Catalog rebuild show errors after Migration to Py3

If i rebuild the catalog, the following logentries are shown. Has anyone ever seen the error after a migration? That only happens after the migration. Is it possible that a lib is missing for indexing the PDF?

2020-06-15 14:20:29,346 INFO    [Plone:533][waitress] Catalog Rebuilt
Total time: 3.122103691101074
Total CPU time: 2.98133
Syntax Error: Unknown character collection 'PDFXC30-Identity'
Syntax Error: Unknown character collection 'PDFXC30-Identity'
Syntax Error: Unknown character collection 'PDFXC30-Identity'
Syntax Error: Unknown character collection 'PDFXC30-Identity'
Syntax Error: Unknown character collection 'PDFXC30-Identity'
Syntax Error: Unknown character collection 'PDFXC30-Identity'
Syntax Error: Unknown character collection 'PDFXC30-Identity'
Syntax Error: Unknown character collection 'PDFXC30-Identity'
Syntax Error: Unknown character collection 'PDFXC30-Identity'
Syntax Error: Unknown character collection 'PDFXC30-Identity'
Syntax Error: Unknown character collection 'PDFXC30-Identity'
Syntax Error: Unknown character collection 'PDFXC30-Identity'
Syntax Error: Unknown character collection 'PDFXC30-Identity'
Syntax Error: Unknown character collection 'PDFXC30-Identity'
Syntax Error: Unknown character collection 'PDFXC30-Identity'
Syntax Error: Unknown character collection 'PDFXC30-Identity'
Syntax Error: Unknown character collection 'PDFXC30-Identity'
Syntax Error: Unknown character collection 'PDFXC30-Identity'
Syntax Error: Unknown character collection 'PDFXC30-Identity'
Syntax Error: Unknown character collection 'PDFXC30-Identity'
Syntax Warning: Invalid Font Weight
Syntax Warning: Invalid Font Weight
Syntax Warning: Invalid Font Weight
Syntax Warning: Invalid Font Weight

Likely related to the indexing of PDF files. If you can, try to find a related PDF content and convert it manually to TXT. Isn't the current PDF to TXT conversion accomplished by pdftotext or pdftohtml (poppler-utils)?

1 Like

Slightly off topic, but the warning about font weight might indicate that the wrong font is being used.

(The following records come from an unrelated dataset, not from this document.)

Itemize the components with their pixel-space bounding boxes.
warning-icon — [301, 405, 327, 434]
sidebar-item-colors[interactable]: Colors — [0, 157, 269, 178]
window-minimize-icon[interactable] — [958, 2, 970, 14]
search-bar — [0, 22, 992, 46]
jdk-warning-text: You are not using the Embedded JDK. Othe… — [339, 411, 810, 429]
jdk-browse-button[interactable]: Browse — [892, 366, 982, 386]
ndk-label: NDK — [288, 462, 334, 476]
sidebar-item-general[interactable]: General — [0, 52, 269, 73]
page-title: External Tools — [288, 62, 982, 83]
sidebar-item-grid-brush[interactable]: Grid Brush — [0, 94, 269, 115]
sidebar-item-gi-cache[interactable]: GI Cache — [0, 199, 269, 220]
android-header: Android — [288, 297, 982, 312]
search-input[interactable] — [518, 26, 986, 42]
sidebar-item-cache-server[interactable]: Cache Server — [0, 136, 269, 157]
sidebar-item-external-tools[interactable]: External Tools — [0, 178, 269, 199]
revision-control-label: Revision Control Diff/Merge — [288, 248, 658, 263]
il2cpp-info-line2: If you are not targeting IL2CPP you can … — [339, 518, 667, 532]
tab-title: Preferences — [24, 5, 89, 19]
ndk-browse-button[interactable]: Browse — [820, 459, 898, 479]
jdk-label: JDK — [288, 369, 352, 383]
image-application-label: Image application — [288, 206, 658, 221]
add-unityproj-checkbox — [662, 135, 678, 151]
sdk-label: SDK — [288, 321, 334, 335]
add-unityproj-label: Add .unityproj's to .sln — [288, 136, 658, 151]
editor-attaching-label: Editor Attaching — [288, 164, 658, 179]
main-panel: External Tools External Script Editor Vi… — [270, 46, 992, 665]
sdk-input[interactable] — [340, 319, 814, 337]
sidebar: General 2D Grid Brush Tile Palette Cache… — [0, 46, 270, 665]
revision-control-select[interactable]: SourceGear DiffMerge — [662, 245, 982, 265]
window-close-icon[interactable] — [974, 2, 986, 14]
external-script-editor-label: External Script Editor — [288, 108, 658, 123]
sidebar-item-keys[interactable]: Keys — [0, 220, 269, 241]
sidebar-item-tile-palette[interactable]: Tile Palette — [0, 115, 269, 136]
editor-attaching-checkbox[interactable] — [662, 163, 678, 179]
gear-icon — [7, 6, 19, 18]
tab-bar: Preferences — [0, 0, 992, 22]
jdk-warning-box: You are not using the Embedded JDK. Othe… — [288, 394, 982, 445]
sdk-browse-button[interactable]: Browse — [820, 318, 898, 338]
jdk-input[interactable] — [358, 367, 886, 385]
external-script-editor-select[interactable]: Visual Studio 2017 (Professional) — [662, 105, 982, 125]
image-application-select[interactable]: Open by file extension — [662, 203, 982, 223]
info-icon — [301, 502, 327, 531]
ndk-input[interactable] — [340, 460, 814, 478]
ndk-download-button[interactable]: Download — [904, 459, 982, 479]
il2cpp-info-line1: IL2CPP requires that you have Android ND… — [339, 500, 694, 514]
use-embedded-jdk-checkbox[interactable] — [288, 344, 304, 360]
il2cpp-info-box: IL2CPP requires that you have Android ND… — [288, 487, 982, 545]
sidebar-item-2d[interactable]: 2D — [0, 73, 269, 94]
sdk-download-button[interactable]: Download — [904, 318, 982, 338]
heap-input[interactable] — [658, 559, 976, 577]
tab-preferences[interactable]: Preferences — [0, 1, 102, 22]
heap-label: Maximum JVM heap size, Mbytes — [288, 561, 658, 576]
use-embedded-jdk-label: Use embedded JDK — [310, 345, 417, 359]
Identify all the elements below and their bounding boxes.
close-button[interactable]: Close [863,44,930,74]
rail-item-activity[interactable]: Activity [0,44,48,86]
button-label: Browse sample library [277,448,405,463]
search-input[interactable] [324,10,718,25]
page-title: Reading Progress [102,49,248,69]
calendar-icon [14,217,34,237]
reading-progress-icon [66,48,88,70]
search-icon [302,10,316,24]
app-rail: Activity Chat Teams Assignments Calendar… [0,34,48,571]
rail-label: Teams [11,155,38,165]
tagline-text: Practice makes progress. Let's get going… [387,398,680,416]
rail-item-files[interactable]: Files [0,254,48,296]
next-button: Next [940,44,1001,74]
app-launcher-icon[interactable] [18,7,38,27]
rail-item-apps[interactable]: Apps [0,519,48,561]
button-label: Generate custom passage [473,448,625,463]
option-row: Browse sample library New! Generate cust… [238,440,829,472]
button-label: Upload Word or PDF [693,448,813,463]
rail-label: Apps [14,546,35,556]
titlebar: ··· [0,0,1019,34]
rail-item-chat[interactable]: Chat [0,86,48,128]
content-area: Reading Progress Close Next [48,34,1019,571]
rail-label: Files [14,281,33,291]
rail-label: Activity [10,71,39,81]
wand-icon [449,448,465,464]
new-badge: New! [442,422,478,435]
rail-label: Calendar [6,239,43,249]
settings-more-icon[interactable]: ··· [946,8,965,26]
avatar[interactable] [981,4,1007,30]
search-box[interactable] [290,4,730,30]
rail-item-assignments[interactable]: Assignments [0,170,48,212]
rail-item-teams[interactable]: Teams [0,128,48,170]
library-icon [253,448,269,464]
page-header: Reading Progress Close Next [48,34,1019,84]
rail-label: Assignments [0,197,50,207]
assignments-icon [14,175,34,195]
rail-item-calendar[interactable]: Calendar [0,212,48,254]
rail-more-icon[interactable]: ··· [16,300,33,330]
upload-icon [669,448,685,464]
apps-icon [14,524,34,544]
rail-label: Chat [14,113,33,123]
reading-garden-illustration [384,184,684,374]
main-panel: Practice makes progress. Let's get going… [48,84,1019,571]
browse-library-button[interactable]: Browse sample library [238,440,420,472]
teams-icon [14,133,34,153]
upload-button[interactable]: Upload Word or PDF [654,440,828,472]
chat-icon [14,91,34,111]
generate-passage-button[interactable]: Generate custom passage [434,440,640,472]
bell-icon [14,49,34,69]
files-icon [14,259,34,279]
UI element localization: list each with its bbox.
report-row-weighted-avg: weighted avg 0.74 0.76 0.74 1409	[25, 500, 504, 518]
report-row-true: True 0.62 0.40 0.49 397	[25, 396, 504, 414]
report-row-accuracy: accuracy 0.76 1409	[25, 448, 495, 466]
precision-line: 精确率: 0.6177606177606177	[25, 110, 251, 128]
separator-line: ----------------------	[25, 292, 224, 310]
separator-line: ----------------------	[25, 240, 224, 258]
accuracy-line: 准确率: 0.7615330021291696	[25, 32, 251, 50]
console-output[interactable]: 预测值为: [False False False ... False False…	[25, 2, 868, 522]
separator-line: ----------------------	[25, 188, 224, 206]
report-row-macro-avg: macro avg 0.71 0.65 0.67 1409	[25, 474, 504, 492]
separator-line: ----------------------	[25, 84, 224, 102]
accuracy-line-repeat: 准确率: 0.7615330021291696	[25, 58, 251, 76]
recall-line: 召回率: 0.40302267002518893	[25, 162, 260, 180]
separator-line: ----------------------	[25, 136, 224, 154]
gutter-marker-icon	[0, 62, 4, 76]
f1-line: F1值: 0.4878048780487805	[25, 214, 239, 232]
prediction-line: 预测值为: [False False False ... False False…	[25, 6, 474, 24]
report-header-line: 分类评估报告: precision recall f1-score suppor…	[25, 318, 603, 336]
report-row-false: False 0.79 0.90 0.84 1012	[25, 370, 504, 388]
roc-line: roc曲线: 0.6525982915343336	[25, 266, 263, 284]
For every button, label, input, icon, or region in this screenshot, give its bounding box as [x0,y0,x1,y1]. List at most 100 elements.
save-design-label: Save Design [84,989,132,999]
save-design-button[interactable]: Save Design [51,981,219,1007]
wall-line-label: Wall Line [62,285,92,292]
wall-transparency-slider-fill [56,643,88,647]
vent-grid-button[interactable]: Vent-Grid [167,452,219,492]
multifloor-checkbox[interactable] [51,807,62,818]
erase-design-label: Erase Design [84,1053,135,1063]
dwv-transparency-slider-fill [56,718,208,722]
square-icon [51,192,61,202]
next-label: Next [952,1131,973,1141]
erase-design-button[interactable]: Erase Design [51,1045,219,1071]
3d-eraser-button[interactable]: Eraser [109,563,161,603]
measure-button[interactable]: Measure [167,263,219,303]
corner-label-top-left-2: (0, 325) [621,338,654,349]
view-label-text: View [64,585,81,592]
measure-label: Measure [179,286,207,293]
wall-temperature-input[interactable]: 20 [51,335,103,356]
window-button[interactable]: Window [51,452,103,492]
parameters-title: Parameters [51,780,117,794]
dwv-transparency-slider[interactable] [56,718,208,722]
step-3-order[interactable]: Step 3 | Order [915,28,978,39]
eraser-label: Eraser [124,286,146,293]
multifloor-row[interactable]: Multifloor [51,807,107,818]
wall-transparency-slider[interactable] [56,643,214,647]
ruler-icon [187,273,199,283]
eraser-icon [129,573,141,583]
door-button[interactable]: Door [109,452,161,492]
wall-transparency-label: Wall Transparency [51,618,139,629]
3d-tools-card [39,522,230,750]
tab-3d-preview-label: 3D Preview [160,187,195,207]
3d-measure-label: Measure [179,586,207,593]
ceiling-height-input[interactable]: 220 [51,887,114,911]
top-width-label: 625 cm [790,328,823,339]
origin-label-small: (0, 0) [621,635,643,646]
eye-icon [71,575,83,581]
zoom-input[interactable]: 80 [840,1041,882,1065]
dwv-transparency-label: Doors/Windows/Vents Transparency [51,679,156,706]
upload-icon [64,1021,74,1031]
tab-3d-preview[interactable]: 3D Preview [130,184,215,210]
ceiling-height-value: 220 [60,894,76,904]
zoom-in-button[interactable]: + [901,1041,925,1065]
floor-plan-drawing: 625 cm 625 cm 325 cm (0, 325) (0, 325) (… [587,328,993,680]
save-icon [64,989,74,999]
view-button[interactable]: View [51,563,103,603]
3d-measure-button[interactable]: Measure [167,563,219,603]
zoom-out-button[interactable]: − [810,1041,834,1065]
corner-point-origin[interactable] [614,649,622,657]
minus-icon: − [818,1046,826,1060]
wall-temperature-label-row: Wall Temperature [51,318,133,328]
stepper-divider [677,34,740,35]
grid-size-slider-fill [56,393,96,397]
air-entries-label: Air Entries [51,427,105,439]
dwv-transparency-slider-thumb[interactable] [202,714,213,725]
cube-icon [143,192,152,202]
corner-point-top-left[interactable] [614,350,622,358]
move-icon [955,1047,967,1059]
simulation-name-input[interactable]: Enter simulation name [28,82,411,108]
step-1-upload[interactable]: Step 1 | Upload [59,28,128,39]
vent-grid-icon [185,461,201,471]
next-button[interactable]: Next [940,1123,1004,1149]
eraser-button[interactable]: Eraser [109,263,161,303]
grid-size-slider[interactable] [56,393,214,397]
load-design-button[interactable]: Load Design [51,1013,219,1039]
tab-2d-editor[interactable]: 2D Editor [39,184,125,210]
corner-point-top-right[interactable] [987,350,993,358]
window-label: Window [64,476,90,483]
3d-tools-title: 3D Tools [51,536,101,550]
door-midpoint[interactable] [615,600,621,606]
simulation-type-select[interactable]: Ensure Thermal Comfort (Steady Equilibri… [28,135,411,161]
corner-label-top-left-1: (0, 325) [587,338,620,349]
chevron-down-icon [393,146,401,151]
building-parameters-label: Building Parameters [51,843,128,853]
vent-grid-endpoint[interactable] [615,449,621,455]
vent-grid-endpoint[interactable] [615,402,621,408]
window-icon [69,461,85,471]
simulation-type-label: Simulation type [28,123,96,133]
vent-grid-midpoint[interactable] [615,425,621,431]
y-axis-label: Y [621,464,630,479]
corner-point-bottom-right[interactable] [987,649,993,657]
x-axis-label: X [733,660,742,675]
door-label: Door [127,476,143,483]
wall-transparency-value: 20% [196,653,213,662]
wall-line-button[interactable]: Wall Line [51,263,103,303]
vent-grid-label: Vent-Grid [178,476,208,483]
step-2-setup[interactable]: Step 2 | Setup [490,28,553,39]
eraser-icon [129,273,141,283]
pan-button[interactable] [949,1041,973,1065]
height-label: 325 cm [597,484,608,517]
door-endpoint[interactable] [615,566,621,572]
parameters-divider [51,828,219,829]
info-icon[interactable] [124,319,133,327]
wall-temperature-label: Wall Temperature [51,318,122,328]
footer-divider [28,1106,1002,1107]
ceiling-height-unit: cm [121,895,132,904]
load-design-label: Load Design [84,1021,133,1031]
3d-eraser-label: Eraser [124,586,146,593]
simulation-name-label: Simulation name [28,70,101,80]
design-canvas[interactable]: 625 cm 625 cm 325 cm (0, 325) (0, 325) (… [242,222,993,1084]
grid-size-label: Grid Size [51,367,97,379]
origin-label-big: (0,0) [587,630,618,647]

Font weight is what "used to be" normal/regular, bold, thin, extra bold etc.

These days (especially on the web), they are often referenced as 100, 200, 300… etc, where 100 is 'very thin', 900 is very bold (heavy).

A wild guess: The 'original font' is not presents, so when a character is referenced and another font is used, it can not 'reference/use' that character (since it does not exist in that font).